L’étonnement est sans doute un peu moins marqué avec Nielsen, compositeur dont la notoriété en dehors de son Danemark natal doit beaucoup aux Britanniques, également promoteurs précoces de Sibelius. Dans la Deuxième « Les Quatre Tempéraments » (1902) et la Quatrième « Inextinguible » (1916), on ne sait à quelles considérations philologiques s’est livré Norrington, mais toujours est‑il que ses affinités avec cette musique ressortent nettement. Autrement dit, il n’est pas certain qu’il serait facile de l’identifier comme un « intrus » dans une comparaison « à l’aveugle ». A moins qu’on ne reconnaisse dans ces enregistrements réalisés respectivement en janvier 2003 et décembre 2001 une direction vive, acérée et humoristique, qui, si elle allège les textures, ne les assèche nullement, laissant les mouvements lents s’épanouir avec le lyrisme requis et n’exagérant pas l’étrangeté de partitions dont l’originalité se suffit à elle‑même : bien au contraire, Norrington tient fermement la ligne, en particulier dans le déroulement plus sinueux la Quatrième (SWR19120CD).
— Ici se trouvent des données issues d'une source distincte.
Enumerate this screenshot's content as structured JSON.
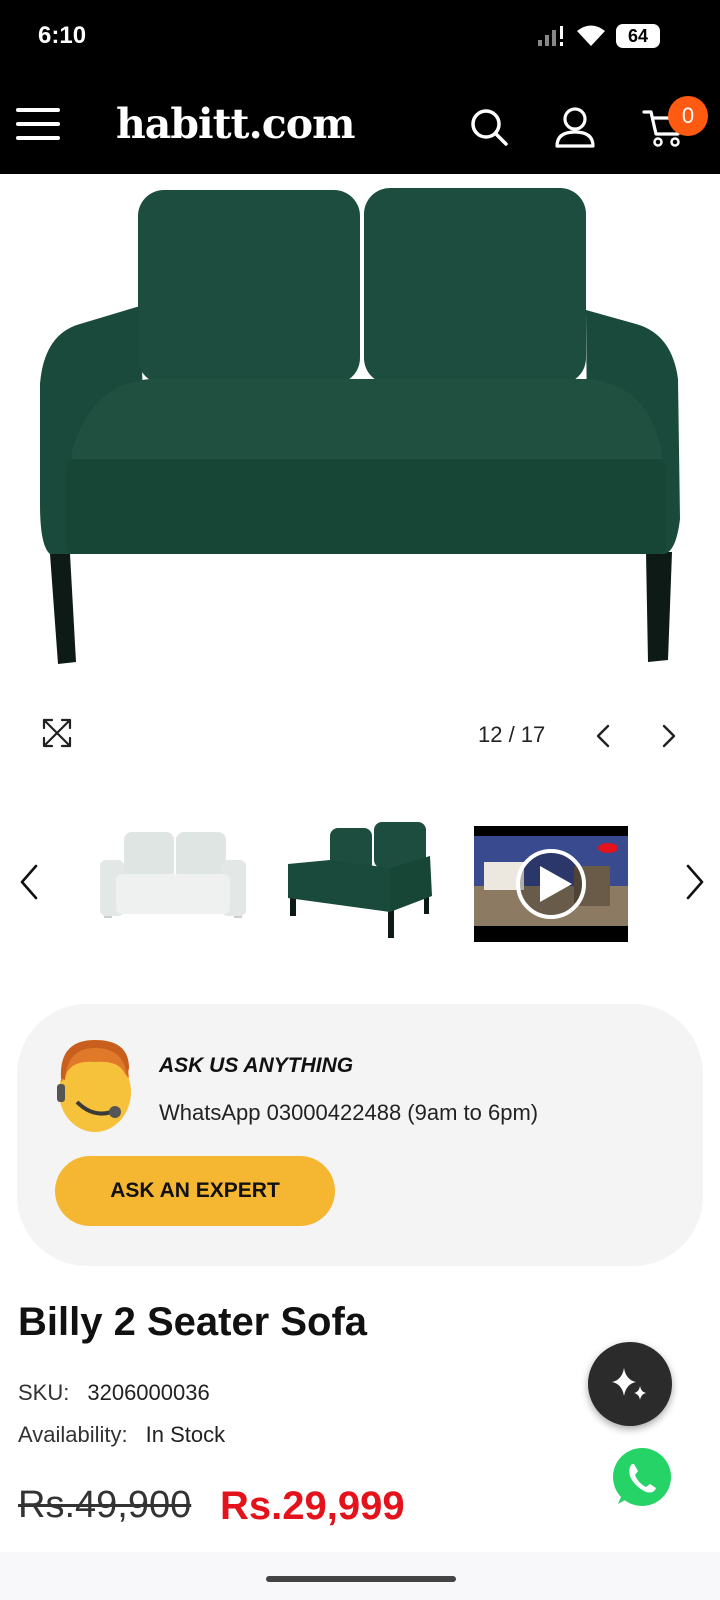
{
  "status_bar": {
    "time": "6:10",
    "battery": "64",
    "icons": [
      "signal-icon",
      "wifi-icon",
      "battery-icon"
    ]
  },
  "header": {
    "logo": "habitt.com",
    "cart_count": "0",
    "icons": [
      "menu-icon",
      "search-icon",
      "user-icon",
      "cart-icon"
    ]
  },
  "gallery": {
    "counter": "12 / 17",
    "thumbnails": [
      "white-sofa-thumbnail",
      "green-sofa-thumbnail",
      "video-thumbnail"
    ]
  },
  "ask_card": {
    "title": "ASK US ANYTHING",
    "whatsapp_text": "WhatsApp 03000422488 (9am to 6pm)",
    "button_label": "ASK AN EXPERT"
  },
  "product": {
    "title": "Billy 2 Seater Sofa",
    "sku_label": "SKU:",
    "sku_value": "3206000036",
    "availability_label": "Availability:",
    "availability_value": "In Stock",
    "price_old": "Rs.49,900",
    "price_new": "Rs.29,999"
  },
  "colors": {
    "header_bg": "#000000",
    "cart_badge": "#ff5a12",
    "ask_button": "#f5b731",
    "price_new": "#e3121b",
    "sofa_green": "#184a3b",
    "whatsapp_green": "#25d366"
  }
}
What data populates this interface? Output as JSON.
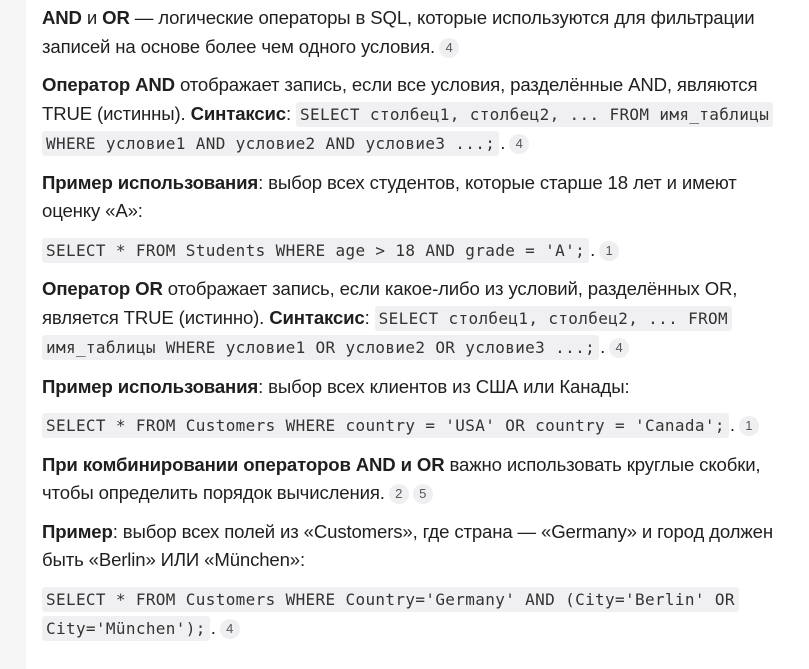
{
  "p1": {
    "b1": "AND",
    "t1": " и ",
    "b2": "OR",
    "t2": " — логические операторы в SQL, которые используются для фильтрации записей на основе более чем одного условия.",
    "ref": "4"
  },
  "p2": {
    "b1": "Оператор AND",
    "t1": " отображает запись, если все условия, разделённые AND, являются TRUE (истинны). ",
    "b2": "Синтаксис",
    "t2": ": ",
    "code": "SELECT столбец1, столбец2, ... FROM имя_таблицы WHERE условие1 AND условие2 AND условие3 ...;",
    "dot": ".",
    "ref": "4"
  },
  "p3": {
    "b1": "Пример использования",
    "t1": ": выбор всех студентов, которые старше 18 лет и имеют оценку «A»:"
  },
  "code1": {
    "code": "SELECT * FROM Students WHERE age > 18 AND grade = 'A';",
    "dot": ".",
    "ref": "1"
  },
  "p4": {
    "b1": "Оператор OR",
    "t1": " отображает запись, если какое-либо из условий, разделённых OR, является TRUE (истинно). ",
    "b2": "Синтаксис",
    "t2": ": ",
    "code": "SELECT столбец1, столбец2, ... FROM имя_таблицы WHERE условие1 OR условие2 OR условие3 ...;",
    "dot": ".",
    "ref": "4"
  },
  "p5": {
    "b1": "Пример использования",
    "t1": ": выбор всех клиентов из США или Канады:"
  },
  "code2": {
    "code": "SELECT * FROM Customers WHERE country = 'USA' OR country = 'Canada';",
    "dot": ".",
    "ref": "1"
  },
  "p6": {
    "b1": "При комбинировании операторов AND и OR",
    "t1": " важно использовать круглые скобки, чтобы определить порядок вычисления.",
    "ref1": "2",
    "ref2": "5"
  },
  "p7": {
    "b1": "Пример",
    "t1": ": выбор всех полей из «Customers», где страна — «Germany» и город должен быть «Berlin» ИЛИ «München»:"
  },
  "code3": {
    "code": "SELECT * FROM Customers WHERE Country='Germany' AND (City='Berlin' OR City='München');",
    "dot": ".",
    "ref": "4"
  }
}
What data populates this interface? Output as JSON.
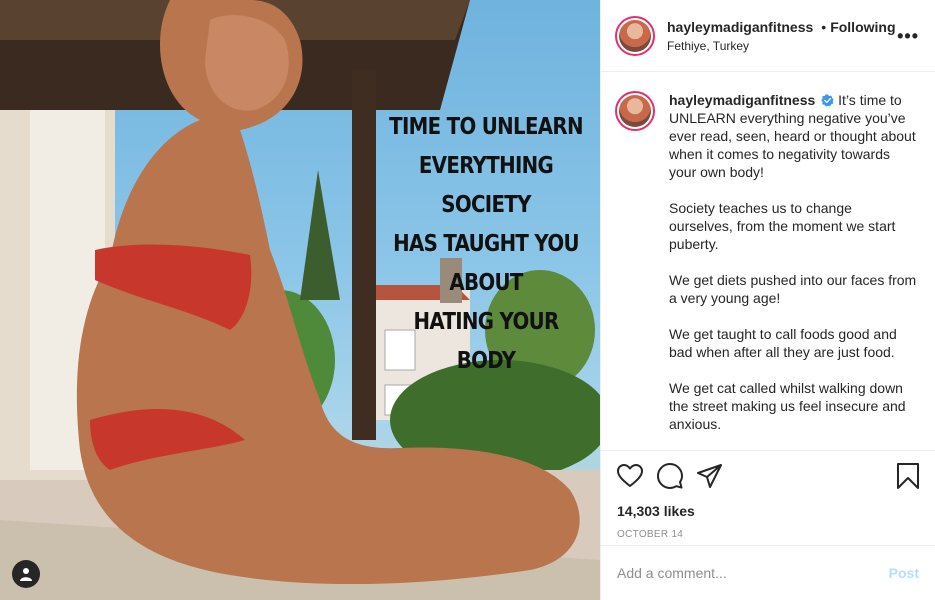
{
  "post": {
    "overlay_lines": [
      "TIME TO UNLEARN",
      "EVERYTHING SOCIETY",
      "HAS TAUGHT YOU ABOUT",
      "HATING YOUR BODY"
    ],
    "user_tag_icon": "user-silhouette-icon"
  },
  "header": {
    "username": "hayleymadiganfitness",
    "separator": "•",
    "follow_status": "Following",
    "location": "Fethiye, Turkey",
    "more_label": "•••"
  },
  "caption": {
    "username": "hayleymadiganfitness",
    "verified_icon": "verified-badge-icon",
    "paragraphs": [
      "It’s time to UNLEARN everything negative you’ve ever read, seen, heard or thought about when it comes to negativity towards your own body!",
      "Society teaches us to change ourselves, from the moment we start puberty.",
      "We get diets pushed into our faces from a very young age!",
      "We get taught to call foods good and bad when after all they are just food.",
      "We get cat called whilst walking down the street making us feel insecure and anxious."
    ]
  },
  "actions": {
    "icons": [
      "heart-icon",
      "comment-icon",
      "share-icon",
      "bookmark-icon"
    ],
    "likes": "14,303 likes",
    "date": "OCTOBER 14"
  },
  "comment": {
    "placeholder": "Add a comment...",
    "post_label": "Post"
  },
  "colors": {
    "text": "#262626",
    "muted": "#8e8e8e",
    "post_disabled": "#b2dffc",
    "border": "#efefef",
    "verified": "#3897f0"
  }
}
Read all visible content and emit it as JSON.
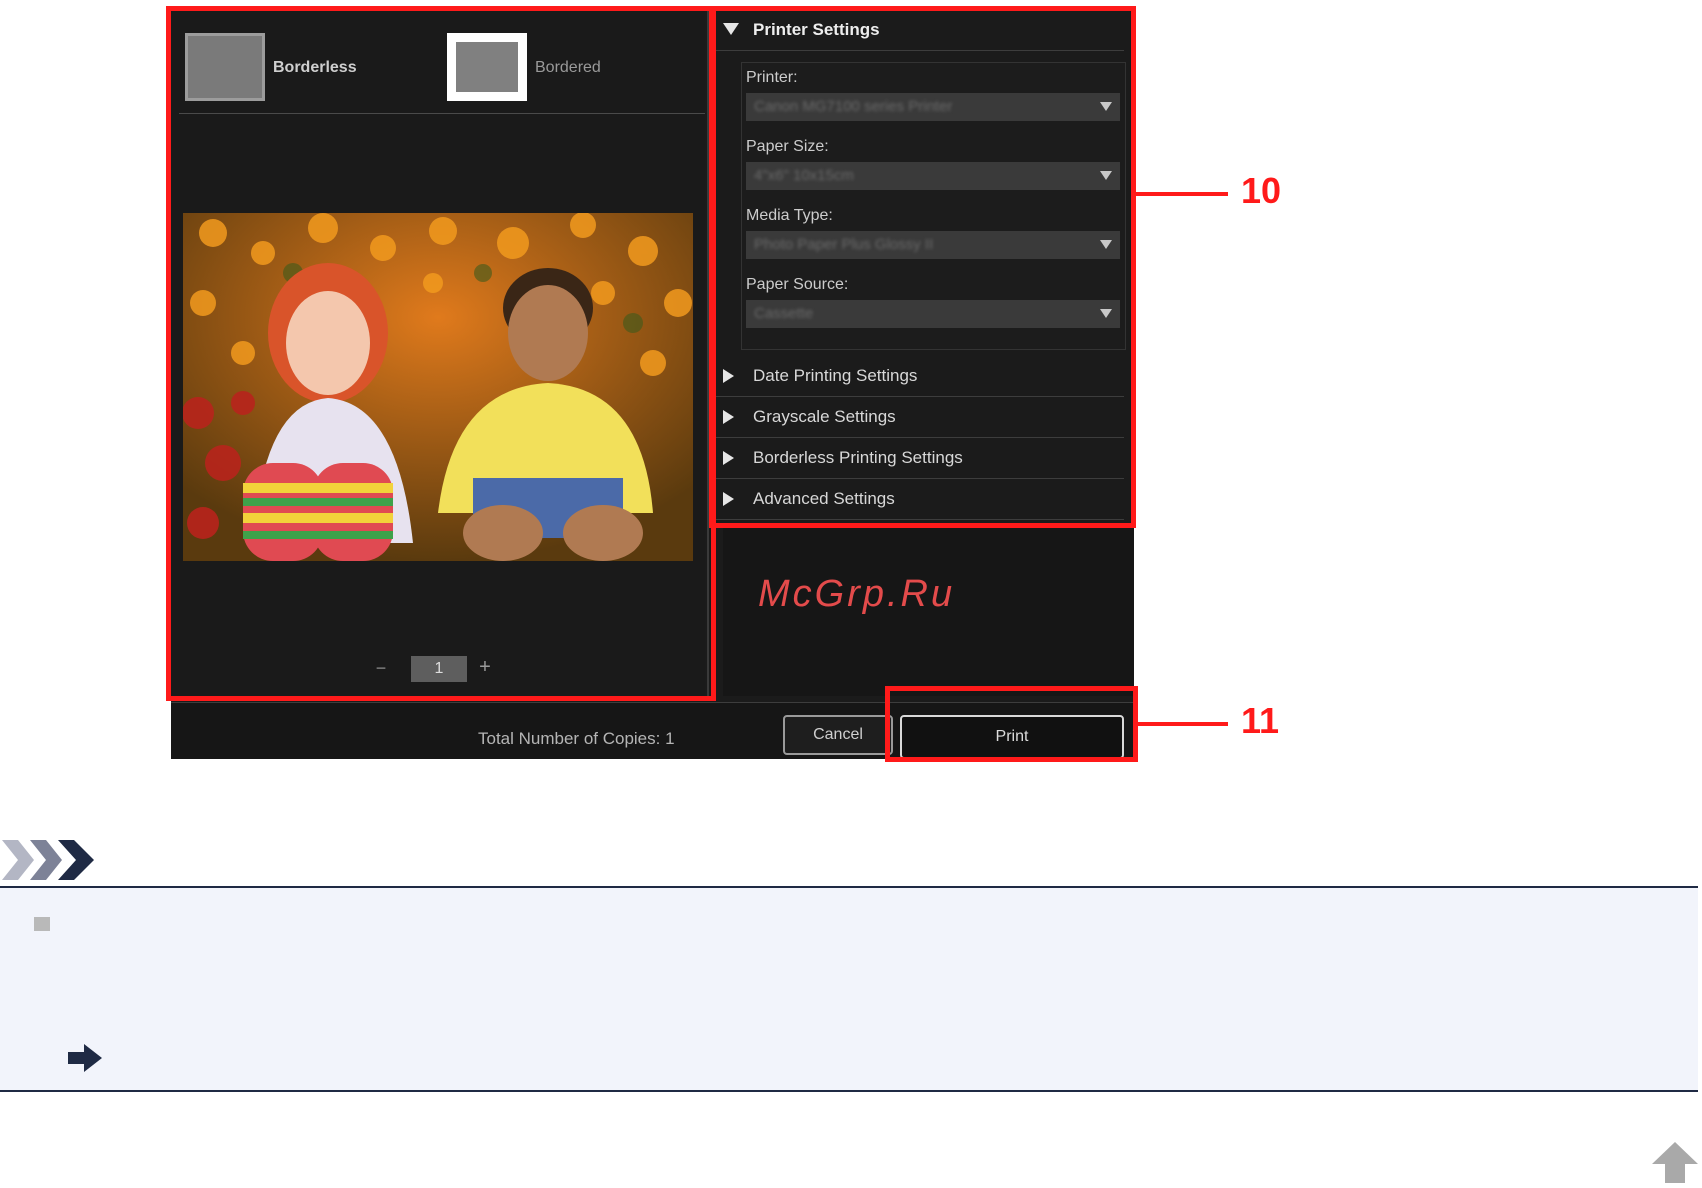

En revanche, on n’imagine guère Martinů – bien qu’adepte, comme Nielsen, de la « tonalité progressive » – dans l’univers et la culture du chef anglais. De fait, dans les Cinquième (1946) et Sixième « Fantaisies symphoniques » (1953), enregistrées respectivement en septembre 2003 et février 2008, ce qu’il propose diffère assez sensiblement de ce que l’on a l’habitude d’entendre, ne serait‑ce que sa manière bien à lui de clarifier le texte, ce qui permet d’entendre ici moult détail d’une riche orchestration – mais qui dit que Martinů doit être réservé aux Tchèques et même aux Américains ou aux Français ? Ce faisant, il souligne la dimension rythmique davantage que la couleur de cette musique, qu’il tire ainsi vers le Stravinski de la Symphonie en ut, ce qui, sans être un contresens, demeure un peu réducteur : s’il met en valeur de manière assez marquée la violence (Larghetto et conclusion de la Cinquième), les textures méritent sans doute davantage de rondeur et le propos davantage de lyrisme (SWR19119CD). SC
Symphonies de Schubert : trois intégrales
Trois intégrales fort différentes : l’une se conclut, l’autre vient d’être publiée, la troisième est opportunément rééditée. Mais toutes trois font de nouveau apparaître qu’entre les Première et Sixième (1813‑1817), d’une part, et les deux dernières (1822‑1828), d’autre part, il y a une frontière que certains ne franchissent pas aisément.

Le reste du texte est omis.